Dann kam es zu einer klassischen Überproduktionskrise. D.h. der Widerspruch zwischen den Produktionsgewinnen der Veranstalter und dem gesellschaftlichen Charakter der Produktion wurde offensichtlich. Die Veranstalter bauten immer mehr Boxer auf, die sie als vermeintliche Jahrhundertboxer, Nachfolger von X, Nachfolger von Y  usw. bewarben. Zwar stieg die Anzahl der Boxer bei den großen Veranstaltern mit TV-Verträgen, aber die Qualität sank. Dies blieb sowohl beim Publikum als auch bei den TV-Sendern nicht unbemerkt. Einer nach dem anderen verabschiedeten sich alle großen Sender vom Boxen. Der Markt bereinigte sich. Universum verschwand ganz. Sauerland Promotion verfolgte eine andere Strategie. Unprofitable Standorte wurden geschlossen und Angestellte wurden, um Kosten zu senken, entlassen. Man konzentrierte sich auf profitablere Absatzmärkte. Stichworte: Skandinavien und World Boxing Super Series.

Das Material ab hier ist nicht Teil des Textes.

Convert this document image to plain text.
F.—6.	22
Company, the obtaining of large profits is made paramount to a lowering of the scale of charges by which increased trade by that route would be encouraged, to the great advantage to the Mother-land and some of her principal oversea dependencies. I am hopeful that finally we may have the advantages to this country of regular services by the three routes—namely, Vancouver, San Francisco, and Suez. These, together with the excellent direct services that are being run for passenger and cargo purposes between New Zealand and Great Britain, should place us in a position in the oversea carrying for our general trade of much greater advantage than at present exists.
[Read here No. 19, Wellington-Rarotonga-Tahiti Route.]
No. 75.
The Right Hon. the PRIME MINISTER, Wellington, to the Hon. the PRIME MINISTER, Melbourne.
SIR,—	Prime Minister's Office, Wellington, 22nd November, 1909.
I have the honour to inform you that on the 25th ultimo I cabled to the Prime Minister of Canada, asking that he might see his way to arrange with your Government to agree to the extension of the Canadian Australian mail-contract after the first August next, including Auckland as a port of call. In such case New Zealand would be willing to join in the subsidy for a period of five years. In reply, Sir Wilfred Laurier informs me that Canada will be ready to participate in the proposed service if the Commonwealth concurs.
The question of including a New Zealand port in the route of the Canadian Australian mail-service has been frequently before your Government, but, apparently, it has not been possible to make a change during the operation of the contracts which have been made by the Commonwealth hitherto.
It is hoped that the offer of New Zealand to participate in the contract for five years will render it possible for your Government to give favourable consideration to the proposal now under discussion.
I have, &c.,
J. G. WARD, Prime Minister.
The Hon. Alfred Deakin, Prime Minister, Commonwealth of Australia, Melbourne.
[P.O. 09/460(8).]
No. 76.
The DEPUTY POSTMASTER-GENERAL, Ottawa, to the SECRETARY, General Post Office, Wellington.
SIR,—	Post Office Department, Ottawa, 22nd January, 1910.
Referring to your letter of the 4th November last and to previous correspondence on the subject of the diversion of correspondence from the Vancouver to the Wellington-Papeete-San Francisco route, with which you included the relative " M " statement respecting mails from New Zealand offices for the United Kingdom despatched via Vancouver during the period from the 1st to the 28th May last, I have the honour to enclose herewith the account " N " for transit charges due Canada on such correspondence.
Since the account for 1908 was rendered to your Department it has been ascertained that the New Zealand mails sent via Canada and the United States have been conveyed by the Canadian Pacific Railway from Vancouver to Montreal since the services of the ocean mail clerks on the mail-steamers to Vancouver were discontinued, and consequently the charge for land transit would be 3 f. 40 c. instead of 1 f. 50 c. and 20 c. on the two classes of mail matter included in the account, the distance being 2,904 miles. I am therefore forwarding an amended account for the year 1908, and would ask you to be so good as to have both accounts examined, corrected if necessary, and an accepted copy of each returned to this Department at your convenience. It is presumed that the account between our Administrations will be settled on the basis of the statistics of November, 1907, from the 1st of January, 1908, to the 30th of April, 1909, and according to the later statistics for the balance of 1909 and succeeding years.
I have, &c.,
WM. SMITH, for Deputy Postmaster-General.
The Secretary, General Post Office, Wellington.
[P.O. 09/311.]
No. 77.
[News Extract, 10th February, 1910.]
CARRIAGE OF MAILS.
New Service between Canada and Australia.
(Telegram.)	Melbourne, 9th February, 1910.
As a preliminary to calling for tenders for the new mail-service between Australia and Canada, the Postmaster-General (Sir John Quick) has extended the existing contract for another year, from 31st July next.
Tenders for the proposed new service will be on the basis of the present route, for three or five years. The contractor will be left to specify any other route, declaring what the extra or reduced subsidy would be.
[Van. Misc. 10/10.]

Der deutsche Absatzmarkt scheint im Augenblick für Sauerland kaum noch von besonderem Interesse zu sein. Die Einschaltquoten kann man nur noch mäßig nennen und das Interesse des Publikums vor Ort ist schlecht. Vermutlich will man auch gar nicht mehr Zuschauer in den Hallen haben. Selbst bei einer Vervierfachung der Zuschauerzahl würde man auf kein Interesse stoßen.

Die verbliebenen Konkurrenten von Sauerland haben mit ähnlichen Problemen zu kämpfen. Boxen ist zu einer Randsportart verkommen und kaum noch zu vermarkten. Selbst SES, das einen Vertrag mit dem MDR hat und damit der größte Konkurrent ist, hat wohl keinen Boxer in ihren Reihen, der mehrere Millionen Zuschauer vor die Fernsehgeräte locken könnte.

Das Grundproblem des Profiboxens in Deutschland kann man so beschreiben, dass das Angebot offensichtlich nicht so aussieht, dass es eine große Nachfrage nach sich zöge. Dabei ist es durchaus nicht so, dass es in Deutschland nicht genug gute Boxer oder neue Konzepte gäbe. Das Problem scheint  eher zu sein, dass die etablierten Veranstalter keinen Input von außen annehmen können. Würden sie das nämlich tun, so verhielten sie sich zwar professionell, müssten sich dann aber solche Fragen stellen wie: Wieso habe wir diesen Boxer übersehen? Wieso haben wir nicht diesen Trainer unter Vertrag? Wieso hatten wir nicht die Idee?

Wir dürfen gespannt sein, ob das Produkt Profiboxen überhaupt noch eine Zukunft in Deutschland hat.